Recall that the rate law for the one-reactant, first-order reaction

`\mathbf(2A(g) -> B(g) + C(s))`

is written as

`\mathbf(r(t) = k[A]^m)`

where:

• `r(t)` is the rate of reaction in `"M/min"`.
• `k` is the rate constant in units of `1/("M"^(-1+m)cdot"min")`.
• `[A]` is the concentration of `A` in `"M"`.
• `m = 1` is the order of the reactant `A` in the first-order reaction.

RATE LAW FOR THIS PARTICULAR REACTION

This can be rewritten as

`r(t) = kP_A,`

where `P_A` is the total pressure in `"Pa"` due to `A`. Remember that since `A` is the only reactant, its order is equal to the order of the reaction.

This now means the rate has units of `"Pa"/"min"`, so with the units of the total pressure being `"Pa"`, the rate constant has units of `"min"^(-1)`, like stated in the problem.

THE INTEGRATED RATE LAW

Next, we can further set the right-half of the rate law equal to the rate of change of `\mathbf(P_A)` over time (remember to include the stoichiometric coefficient as `1/nu`):

`kP_A = -1/2(dP_A)/(dt)`

`-2kdt = 1/(P_A)dP_A`

Now, let's integrate this and see where this lands.

`-2int_(0)^(t) kdt = int_(P_(A,i))^(P_"tot") 1/(P_A)dP_A`

The total final pressure (upon completion) is due to only `B`, because `C` is a SOLID! Hence it does not contribute to the total pressure. `A` contributes at 10 minutes, though, since `A` is not totally consumed at that time.

`stackrel("Incompletely-Derived Integrated Rate Law")overbrace(-2k(t - 0) = ln|P_"tot"| - ln|P_(A,i)|)`

The Integrated Rate Law would have been acquired by simply recognizing that `ln|P_"tot"|` is `y`, `ln|P_(A,i)|` is `b` (the y-intercept), and `-2k` is `m` (the slope). Anyways...

`-2kt = ln|(P_"tot")/(P_(A,i))|`

`color(green)(k = -1/(2t)ln|(P_"tot")/(P_(A,i))|)`

DETERMINING THE TOTAL PRESSURE DUE TO A, AND THEN B

After 10 minutes, `A` is not totally consumed yet. So, `P_"tot" = P_B + P_A = "300 Pa"` (where `P_A` and `P_B` are partial pressures), but after completion, `P_"tot" = P_(B,t) = "200 Pa"` for the total pressure.

Fortunately, since we were given that the reaction is at constant temperature and volume, that means we now can use the mole ratio of `B` to `A` to our advantage.

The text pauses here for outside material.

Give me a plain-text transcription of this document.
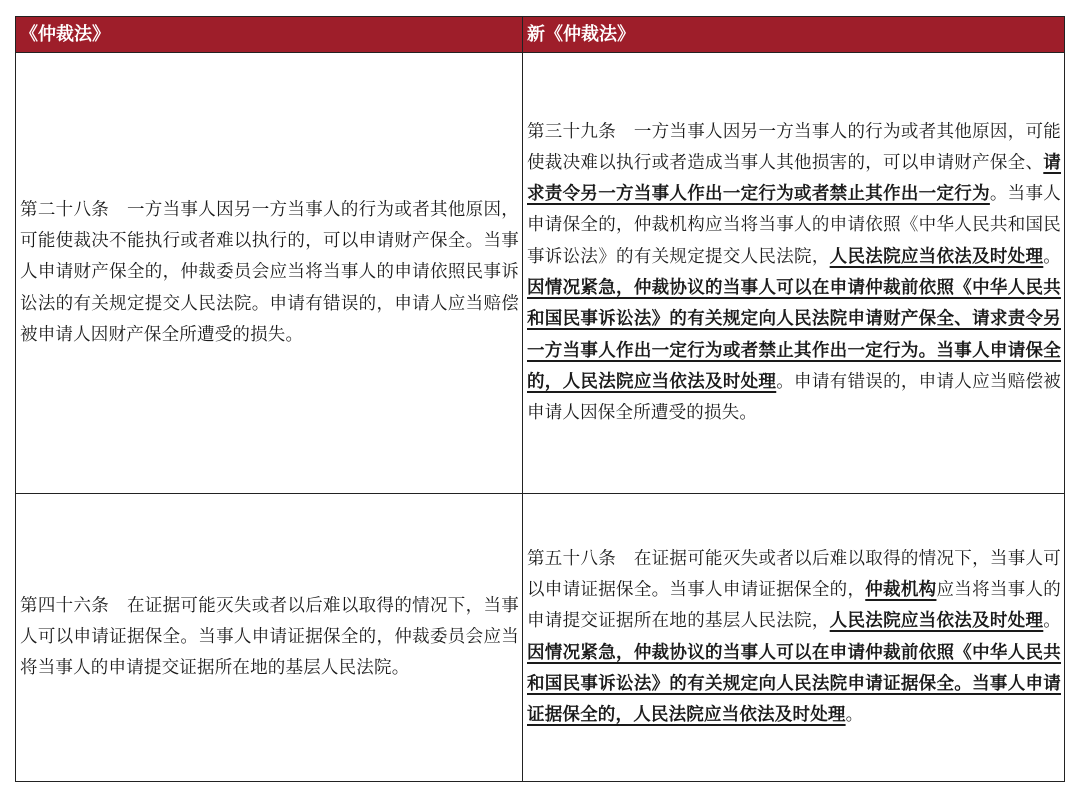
《仲裁法》	新《仲裁法》
第二十八条　一方当事人因另一方当事人的行为或者其他原因，可能使裁决不能执行或者难以执行的，可以申请财产保全。当事人申请财产保全的，仲裁委员会应当将当事人的申请依照民事诉讼法的有关规定提交人民法院。申请有错误的，申请人应当赔偿被申请人因财产保全所遭受的损失。	第三十九条　一方当事人因另一方当事人的行为或者其他原因，可能使裁决难以执行或者造成当事人其他损害的，可以申请财产保全、请求责令另一方当事人作出一定行为或者禁止其作出一定行为。当事人申请保全的，仲裁机构应当将当事人的申请依照《中华人民共和国民事诉讼法》的有关规定提交人民法院，人民法院应当依法及时处理。因情况紧急，仲裁协议的当事人可以在申请仲裁前依照《中华人民共和国民事诉讼法》的有关规定向人民法院申请财产保全、请求责令另一方当事人作出一定行为或者禁止其作出一定行为。当事人申请保全的，人民法院应当依法及时处理。申请有错误的，申请人应当赔偿被申请人因保全所遭受的损失。
第四十六条　在证据可能灭失或者以后难以取得的情况下，当事人可以申请证据保全。当事人申请证据保全的，仲裁委员会应当将当事人的申请提交证据所在地的基层人民法院。	第五十八条　在证据可能灭失或者以后难以取得的情况下，当事人可以申请证据保全。当事人申请证据保全的，仲裁机构应当将当事人的申请提交证据所在地的基层人民法院，人民法院应当依法及时处理。因情况紧急，仲裁协议的当事人可以在申请仲裁前依照《中华人民共和国民事诉讼法》的有关规定向人民法院申请证据保全。当事人申请证据保全的，人民法院应当依法及时处理。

From the ideal gas law, we have

`(P_(A,i)cancel(V))/(P_(B,t)cancel(V)) = (n_Acancel(RT))/(n_Bcancel(RT))`

With `(P_(A,i))/P_(B,t) = (P_(A,i))/(P_"tot") = 2/1 = 2` upon reaction completion, `color(green)(P_(A,i) = "400 Pa")` and `P_"tot" = "200 Pa"`. Now that we know `P_(A,i)`, we can move forward.

We only have a known time for the 10-minute trial. So, we must use the value for `P_"tot"` after 10 minutes.

ACQUIRING THE RATE CONSTANT

Hence, the rate constant at `t = "10 min"` should be:

`k = -1/(2*"10 min")ln|(P_"tot"^"10 min")/(P_(A,i))|`

`= -1/(2*"10 min")ln|"300 Pa"/"400 Pa"|`

`= (ln(4/3))/(2*"10 min")`

Assuming 3 sig figs (instead of 1) for a reasonable answer, we get:

`color(blue)(k = 1.44xx10^(-2) "min"^(-1))`

Just goes to show you... use every piece of information from the problem if you have to. In this case, we had to.